Orateur
Description
The Belle II experiment currently records data at the SuperKEKB e+e- collider, which holds the world luminosity record of 4.7x10^34 cm-2.s-1 and plans to push up to 6x10^35 cm-2 s-1. In such luminosity range for e+e- collisions, the inner detection layers should both cope with a hit rate dominated by beam-induced parasitic particles and provide minute tracking precision. A R&D program has been established to develop a new pixelated vertex detector (VTX), based on the most recent pixel detection technologies. The VTX strategy entails higher space-time granularity, lighter overall structure and services compared to the current operating VXD based on two different technologies.

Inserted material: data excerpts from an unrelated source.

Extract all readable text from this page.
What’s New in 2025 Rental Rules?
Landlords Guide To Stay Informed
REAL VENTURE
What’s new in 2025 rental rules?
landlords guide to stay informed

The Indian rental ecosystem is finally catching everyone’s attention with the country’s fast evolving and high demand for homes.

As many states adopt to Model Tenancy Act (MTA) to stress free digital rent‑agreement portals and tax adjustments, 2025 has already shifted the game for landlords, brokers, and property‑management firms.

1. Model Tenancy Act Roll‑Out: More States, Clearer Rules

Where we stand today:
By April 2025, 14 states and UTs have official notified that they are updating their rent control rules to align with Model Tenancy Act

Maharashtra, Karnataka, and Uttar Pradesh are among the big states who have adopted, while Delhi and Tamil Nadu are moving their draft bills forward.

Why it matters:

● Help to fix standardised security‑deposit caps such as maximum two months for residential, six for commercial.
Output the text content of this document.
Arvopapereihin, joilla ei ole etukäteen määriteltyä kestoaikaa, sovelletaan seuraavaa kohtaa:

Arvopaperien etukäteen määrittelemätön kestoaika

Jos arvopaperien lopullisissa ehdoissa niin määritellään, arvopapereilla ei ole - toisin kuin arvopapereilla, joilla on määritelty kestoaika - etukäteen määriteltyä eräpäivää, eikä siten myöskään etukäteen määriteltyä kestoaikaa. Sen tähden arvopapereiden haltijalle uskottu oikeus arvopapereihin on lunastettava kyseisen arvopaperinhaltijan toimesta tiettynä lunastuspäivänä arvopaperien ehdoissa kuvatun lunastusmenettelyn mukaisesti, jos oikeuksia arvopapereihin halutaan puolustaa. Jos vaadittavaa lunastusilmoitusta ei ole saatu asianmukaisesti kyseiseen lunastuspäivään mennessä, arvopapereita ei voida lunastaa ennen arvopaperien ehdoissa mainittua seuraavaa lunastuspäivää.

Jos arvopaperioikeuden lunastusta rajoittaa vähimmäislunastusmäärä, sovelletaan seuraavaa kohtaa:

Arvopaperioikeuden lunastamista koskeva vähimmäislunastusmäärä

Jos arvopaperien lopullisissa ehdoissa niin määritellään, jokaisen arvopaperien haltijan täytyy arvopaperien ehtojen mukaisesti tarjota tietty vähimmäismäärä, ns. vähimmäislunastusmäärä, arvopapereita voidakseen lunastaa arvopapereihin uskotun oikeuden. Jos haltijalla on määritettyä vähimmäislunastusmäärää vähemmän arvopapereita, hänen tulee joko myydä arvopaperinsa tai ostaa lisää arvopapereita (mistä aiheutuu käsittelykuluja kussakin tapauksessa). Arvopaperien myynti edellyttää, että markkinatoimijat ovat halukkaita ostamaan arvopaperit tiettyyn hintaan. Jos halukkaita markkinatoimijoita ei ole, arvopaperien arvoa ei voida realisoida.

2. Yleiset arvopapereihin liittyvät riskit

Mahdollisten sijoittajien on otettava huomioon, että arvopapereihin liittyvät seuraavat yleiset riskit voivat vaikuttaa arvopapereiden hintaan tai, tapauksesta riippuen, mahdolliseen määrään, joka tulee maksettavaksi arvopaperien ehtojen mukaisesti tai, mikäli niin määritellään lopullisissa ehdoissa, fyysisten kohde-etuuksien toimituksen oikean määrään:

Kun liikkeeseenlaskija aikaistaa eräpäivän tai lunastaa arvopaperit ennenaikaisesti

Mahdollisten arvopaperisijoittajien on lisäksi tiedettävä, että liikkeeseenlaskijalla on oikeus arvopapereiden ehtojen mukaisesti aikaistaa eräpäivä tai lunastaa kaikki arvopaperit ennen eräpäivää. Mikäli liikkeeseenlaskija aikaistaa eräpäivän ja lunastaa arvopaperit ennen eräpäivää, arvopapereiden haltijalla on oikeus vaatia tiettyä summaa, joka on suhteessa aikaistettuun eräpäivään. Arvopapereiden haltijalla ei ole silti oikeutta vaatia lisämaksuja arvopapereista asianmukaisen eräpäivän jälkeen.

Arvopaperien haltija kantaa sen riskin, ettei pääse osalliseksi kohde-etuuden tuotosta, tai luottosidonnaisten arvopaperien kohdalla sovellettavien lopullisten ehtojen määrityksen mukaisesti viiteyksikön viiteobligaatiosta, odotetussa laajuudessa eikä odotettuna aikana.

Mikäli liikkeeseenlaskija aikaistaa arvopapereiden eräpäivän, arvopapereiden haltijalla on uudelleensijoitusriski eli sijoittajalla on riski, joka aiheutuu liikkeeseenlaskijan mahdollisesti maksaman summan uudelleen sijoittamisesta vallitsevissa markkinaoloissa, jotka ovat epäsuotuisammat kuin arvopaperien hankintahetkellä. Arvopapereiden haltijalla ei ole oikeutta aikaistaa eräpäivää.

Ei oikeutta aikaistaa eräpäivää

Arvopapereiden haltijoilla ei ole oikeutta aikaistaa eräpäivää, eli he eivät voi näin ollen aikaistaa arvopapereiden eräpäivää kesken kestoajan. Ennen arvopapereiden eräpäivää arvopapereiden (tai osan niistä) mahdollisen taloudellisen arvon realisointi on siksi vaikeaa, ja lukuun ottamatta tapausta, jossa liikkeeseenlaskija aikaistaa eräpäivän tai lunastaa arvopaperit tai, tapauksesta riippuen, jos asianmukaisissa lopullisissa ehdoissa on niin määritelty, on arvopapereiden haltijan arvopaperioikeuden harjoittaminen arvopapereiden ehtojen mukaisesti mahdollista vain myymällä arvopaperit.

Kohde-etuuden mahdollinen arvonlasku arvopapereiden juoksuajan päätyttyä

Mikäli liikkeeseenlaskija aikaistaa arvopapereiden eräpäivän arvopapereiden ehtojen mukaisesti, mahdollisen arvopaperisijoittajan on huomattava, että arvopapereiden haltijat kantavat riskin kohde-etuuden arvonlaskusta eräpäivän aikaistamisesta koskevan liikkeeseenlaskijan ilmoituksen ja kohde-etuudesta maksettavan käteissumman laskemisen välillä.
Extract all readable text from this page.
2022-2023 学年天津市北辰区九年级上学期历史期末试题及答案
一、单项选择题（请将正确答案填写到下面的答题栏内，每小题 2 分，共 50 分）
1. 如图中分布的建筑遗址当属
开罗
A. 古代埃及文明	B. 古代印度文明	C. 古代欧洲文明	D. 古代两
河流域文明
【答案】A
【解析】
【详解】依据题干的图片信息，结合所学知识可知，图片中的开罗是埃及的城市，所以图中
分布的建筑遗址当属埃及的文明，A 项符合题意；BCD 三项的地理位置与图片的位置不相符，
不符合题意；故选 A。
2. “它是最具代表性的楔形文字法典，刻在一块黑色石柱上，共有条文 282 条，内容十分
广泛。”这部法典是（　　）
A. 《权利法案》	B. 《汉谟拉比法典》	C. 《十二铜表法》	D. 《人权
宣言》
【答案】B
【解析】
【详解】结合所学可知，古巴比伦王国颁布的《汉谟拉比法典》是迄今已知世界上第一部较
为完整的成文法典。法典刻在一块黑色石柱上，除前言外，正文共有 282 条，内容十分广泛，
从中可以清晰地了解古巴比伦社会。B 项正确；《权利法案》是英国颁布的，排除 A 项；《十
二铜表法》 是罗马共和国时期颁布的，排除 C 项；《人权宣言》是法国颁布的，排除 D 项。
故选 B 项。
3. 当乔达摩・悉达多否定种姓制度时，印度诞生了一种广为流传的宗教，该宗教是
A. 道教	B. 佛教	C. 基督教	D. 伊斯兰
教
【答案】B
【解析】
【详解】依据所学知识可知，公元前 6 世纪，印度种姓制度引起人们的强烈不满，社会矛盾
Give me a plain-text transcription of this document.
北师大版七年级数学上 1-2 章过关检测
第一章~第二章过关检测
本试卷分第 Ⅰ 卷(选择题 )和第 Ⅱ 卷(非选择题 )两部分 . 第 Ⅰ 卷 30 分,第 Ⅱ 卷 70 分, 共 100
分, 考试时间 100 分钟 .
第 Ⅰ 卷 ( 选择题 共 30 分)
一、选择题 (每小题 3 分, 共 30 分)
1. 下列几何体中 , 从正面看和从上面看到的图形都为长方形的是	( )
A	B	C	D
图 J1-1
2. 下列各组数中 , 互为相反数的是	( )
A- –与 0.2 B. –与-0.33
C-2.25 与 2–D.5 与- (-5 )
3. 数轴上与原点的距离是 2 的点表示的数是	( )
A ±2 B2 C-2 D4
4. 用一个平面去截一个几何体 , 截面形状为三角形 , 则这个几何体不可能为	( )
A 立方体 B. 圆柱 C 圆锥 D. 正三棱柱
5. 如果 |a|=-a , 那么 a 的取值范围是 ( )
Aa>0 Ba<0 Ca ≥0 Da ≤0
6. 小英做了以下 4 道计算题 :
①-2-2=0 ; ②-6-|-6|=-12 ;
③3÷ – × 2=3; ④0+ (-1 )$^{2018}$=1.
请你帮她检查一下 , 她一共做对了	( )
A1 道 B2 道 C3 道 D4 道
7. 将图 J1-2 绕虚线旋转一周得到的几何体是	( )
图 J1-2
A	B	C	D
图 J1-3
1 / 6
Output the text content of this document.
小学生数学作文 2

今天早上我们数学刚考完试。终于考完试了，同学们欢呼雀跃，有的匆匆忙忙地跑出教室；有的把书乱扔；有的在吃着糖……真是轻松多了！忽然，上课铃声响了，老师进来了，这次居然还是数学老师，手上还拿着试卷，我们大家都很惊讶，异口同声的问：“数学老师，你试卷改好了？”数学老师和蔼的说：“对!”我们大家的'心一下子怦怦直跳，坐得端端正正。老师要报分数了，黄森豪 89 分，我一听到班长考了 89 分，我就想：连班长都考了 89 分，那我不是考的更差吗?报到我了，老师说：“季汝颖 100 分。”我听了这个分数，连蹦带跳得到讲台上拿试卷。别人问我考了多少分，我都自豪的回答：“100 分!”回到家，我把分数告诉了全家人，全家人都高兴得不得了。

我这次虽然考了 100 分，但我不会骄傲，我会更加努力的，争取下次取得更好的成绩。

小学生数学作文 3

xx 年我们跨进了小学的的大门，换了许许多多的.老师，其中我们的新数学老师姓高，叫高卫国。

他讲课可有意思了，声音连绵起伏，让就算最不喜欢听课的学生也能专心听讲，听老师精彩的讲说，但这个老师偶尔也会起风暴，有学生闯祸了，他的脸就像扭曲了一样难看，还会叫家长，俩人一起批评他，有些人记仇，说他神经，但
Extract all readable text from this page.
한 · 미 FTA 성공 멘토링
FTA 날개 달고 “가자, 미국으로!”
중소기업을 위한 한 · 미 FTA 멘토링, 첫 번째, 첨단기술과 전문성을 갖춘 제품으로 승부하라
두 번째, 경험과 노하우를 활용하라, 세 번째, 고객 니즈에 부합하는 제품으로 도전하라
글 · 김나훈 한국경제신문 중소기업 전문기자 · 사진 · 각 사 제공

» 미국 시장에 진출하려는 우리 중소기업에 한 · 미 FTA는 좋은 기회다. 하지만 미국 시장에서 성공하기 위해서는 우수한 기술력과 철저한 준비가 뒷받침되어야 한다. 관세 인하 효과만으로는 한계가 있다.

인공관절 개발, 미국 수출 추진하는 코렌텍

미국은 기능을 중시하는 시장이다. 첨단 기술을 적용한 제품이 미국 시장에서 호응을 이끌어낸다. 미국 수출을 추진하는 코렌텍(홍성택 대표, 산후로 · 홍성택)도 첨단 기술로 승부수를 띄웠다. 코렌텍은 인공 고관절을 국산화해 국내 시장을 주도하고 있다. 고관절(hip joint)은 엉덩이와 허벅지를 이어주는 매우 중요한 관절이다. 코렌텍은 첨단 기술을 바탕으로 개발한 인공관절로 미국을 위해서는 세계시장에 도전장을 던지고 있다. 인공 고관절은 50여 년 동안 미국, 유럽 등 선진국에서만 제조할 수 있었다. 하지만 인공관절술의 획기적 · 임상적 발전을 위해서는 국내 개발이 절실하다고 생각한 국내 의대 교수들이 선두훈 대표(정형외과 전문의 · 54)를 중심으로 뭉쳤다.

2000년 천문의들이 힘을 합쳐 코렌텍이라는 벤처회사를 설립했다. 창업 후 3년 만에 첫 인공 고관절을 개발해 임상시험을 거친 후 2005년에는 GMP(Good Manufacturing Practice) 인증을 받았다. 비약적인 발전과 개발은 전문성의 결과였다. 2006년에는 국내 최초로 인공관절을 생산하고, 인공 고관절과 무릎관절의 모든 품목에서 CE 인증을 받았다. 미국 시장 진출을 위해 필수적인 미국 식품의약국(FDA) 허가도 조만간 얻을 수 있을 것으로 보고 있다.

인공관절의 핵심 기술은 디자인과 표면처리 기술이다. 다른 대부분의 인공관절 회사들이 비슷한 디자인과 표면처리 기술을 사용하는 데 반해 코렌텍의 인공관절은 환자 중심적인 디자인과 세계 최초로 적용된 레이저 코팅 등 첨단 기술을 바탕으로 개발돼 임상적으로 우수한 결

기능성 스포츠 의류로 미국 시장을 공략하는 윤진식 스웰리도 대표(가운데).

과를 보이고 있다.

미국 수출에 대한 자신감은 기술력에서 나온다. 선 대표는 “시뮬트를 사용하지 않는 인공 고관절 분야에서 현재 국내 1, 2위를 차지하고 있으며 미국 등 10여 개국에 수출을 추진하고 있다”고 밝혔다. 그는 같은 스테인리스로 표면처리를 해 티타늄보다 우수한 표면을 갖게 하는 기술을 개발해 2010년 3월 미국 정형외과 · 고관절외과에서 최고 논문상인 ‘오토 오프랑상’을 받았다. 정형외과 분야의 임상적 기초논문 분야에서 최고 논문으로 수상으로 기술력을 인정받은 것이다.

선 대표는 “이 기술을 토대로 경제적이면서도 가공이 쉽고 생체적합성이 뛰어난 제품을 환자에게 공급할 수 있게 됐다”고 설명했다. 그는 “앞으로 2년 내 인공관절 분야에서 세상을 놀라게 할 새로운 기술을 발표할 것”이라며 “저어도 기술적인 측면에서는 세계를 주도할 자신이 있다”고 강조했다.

The expected gains include more robustness against the machine background as well as higher vertexing and tracking performance.
The VTX design matches the current vertex detector radial acceptance, from 14 mm up to 140 mm. It includes 5 to 6 layers for an overall material budget lower than 3 % of X0. All layers are equipped with the same depleted monolithic active pixel sensors, OBELIX This contribution focuses mainly on the latest expected performances after the sensor design finalisation.
The first OBELIX sensor version is designed in the Tower 180 nm technology, which pixel matrix is derived from the TJ-Monopix2 sensor originally developed for the ATLAS experiment. Featuring a 33 µm pitch and a time over threshold digitisation over 7 bits, OBELIX time-stamps hits with a 50 ns binning. The digital trigger logic matches the required 30 kHz average Belle II trigger rate with 10 µs trigger delay and a maximum hit rate of 120 MHz/cm2.
Two switchable additional features are intended for the outer layers coping with hit rates below 10 MHz/cm2. One corresponds to time stamping hits outside the matrix with 3 ns precision. The other provides continuous hit-information with 30 ns binning but with degraded position-precision for track-triggering. Recent simulations showing that the degraded spatial granularity can still lead to excellent track reconstruction efficiency will be discussed.
The radiation environment requires a tolerance to 5x10^14 1 MeV n_eq/cm2 and 1 MGy. In addition, the minimal material budget limits the cooling power and hence necessarily mean warm operation of the sensor, considering that its power dissipation is estimated to 200 mW/cm2 at the average hit rate of the inner layer.
We will review the latest characterisation of the TJ-Monopix2 forerunner sensor in beam after irradiation to assess the expected performance of the pixels and decide the tuning range of the OBELIX matrix.